Saat Pengurus Cabang PMII menyianyiakan waktu Ramadan dengan meniadakan pergerakan, bahkan suara ontran-ontran, sedikit banyaknya untuk menyambut datangnya bulan turunnya Al-Qur’an. Segenap perempuan dari Rayon Rumi dan Persiapan dengan motivasi mumpung momen langka telah menguasai pawon—dapur, sebagai pengayom peserta diskusi, bahkan hal detail semacam membuat kopi untuk bertanggungjawab atas keringnya kerongkongan seluruh manusia yang berada di dalam acara diskusi Rayon Jalaludin Rumi dan Persiapan.
Tausiyah bulan Ramadan atau disingkat TABRUD, adalah agenda berkala-terbatas pada saat bulan Ramadan. Rayon Ralaludin Rumi sebagai penginisiatif acara ini pernah kami ulas baca di sini sehingga tulisan ini tidak akan membahas perihal acara dan tetek bengek di dalamnya, melainkan bagian penting dalam acara ini yang hampir selalu terlupakan, yaitu perihal penguasa pawon yang mencakup dapur, kopi, dan jajan. Siapa lagi kalau bukan sahabat-sahabat perempuan?

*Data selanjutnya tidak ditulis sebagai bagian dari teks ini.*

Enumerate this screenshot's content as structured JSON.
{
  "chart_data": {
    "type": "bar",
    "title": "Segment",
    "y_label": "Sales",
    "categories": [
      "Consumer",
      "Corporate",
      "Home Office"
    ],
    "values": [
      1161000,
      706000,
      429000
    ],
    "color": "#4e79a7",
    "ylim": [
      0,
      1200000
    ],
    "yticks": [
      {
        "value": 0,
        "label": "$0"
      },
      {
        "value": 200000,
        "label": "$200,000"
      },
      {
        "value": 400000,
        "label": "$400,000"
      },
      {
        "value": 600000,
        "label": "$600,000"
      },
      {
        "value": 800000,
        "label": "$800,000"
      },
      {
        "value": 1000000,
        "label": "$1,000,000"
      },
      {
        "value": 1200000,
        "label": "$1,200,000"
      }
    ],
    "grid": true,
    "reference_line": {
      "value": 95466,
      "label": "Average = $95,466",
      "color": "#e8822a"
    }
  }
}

Ada tiga perempuan yang kami temui ketika acara sudah berakhir. Tiga-tiganya berasal dari Angkatan 2022 dan satu di antaranya adalah anggota Rayon Persiapan. Imroatu Sholihah, Hiemafatul Nur Afifah, dan Luthfatul Husna adalah nama-nama sahabat(i) penguasa pawon kontrakan Rayon Rumi dan Persiapan.
Sebagai penguasa pawon, yang terpenting adalah memberikan pengayoman bagi peserta diskusi.
Mereka bertiga bertanggung jawab atas keringnya kerongkongan Sahabat Ambon, yang bertepatan menjadi moderator pada saat Sahabat Kelvin Ferdinans, Kader PMII Angkatan 2019 menjadi pemantik sekaligus pemateri kelima dalam rangkaian acara TABRUD: Sekolah Ideologi dengan tema “Fasisme” tertanggal 26 Maret 2024 pukul 20.00 WIB–selesai. Mereka, tiga orang perempuan penguasa pawon ini juga memberikan solusi bagi para peserta diskusi saat kepala peserta merekah atau hampir pecah ketika mendengar uraian panjang serta dalam akan sebuah paparan ideologi dunia. Kopi dan cemilan adalah jalan keluar yang mereka bertiga berikan.
Ketika kami tanyai, “Bukankah mengandung ketidakadilan ketika jumlah perempuan yang sedikit, ketimbang laki-laki yang banyak, justru disuruh menjadi 'seperti' pembantu di acara TABRUD ini?” Mereka lantas menjawab bergantian. Sahabat Hima dengan tegas menjawab tidak, karena memang membuat kopi dan cemilan atas inisiatif kami, bahkan sebelum kami dimintai tolong oleh Pak Yon Safi’i maupun Pak Yon Na’im, atau juga Mas Alam.
Lalu Sahabat Iim menimpali, “Bahwa memang benar apa yang disampaikan oleh Sahabat Hima, karena memang dari awal hingga saat ini acara TABRUD berlangsung, kami adalah penanggung jawab pawon." Kira-kira begitu yang ia sampaikan.
Sahabat Luthfa juga bercerita, ketika mereka bertiga (sebagai penguasa pawon) sedang menjerang air atau mengaduk es, perbincangan di dapur tak kalah menarik dibanding acara TABRUD itu sendiri, karena di situ, mereka bisa deep talk. Entah membincang soal kehidupan, dosen yang kaku kayak batu, atau bahkan politik. Ya, mereka berbicara politik, walau Sahabat Iim menimpali langsung dengan kalimat “Sok politik sih, Mas, kalau itu,” lalu gelak tawa terdengar kencang, kencang sekali.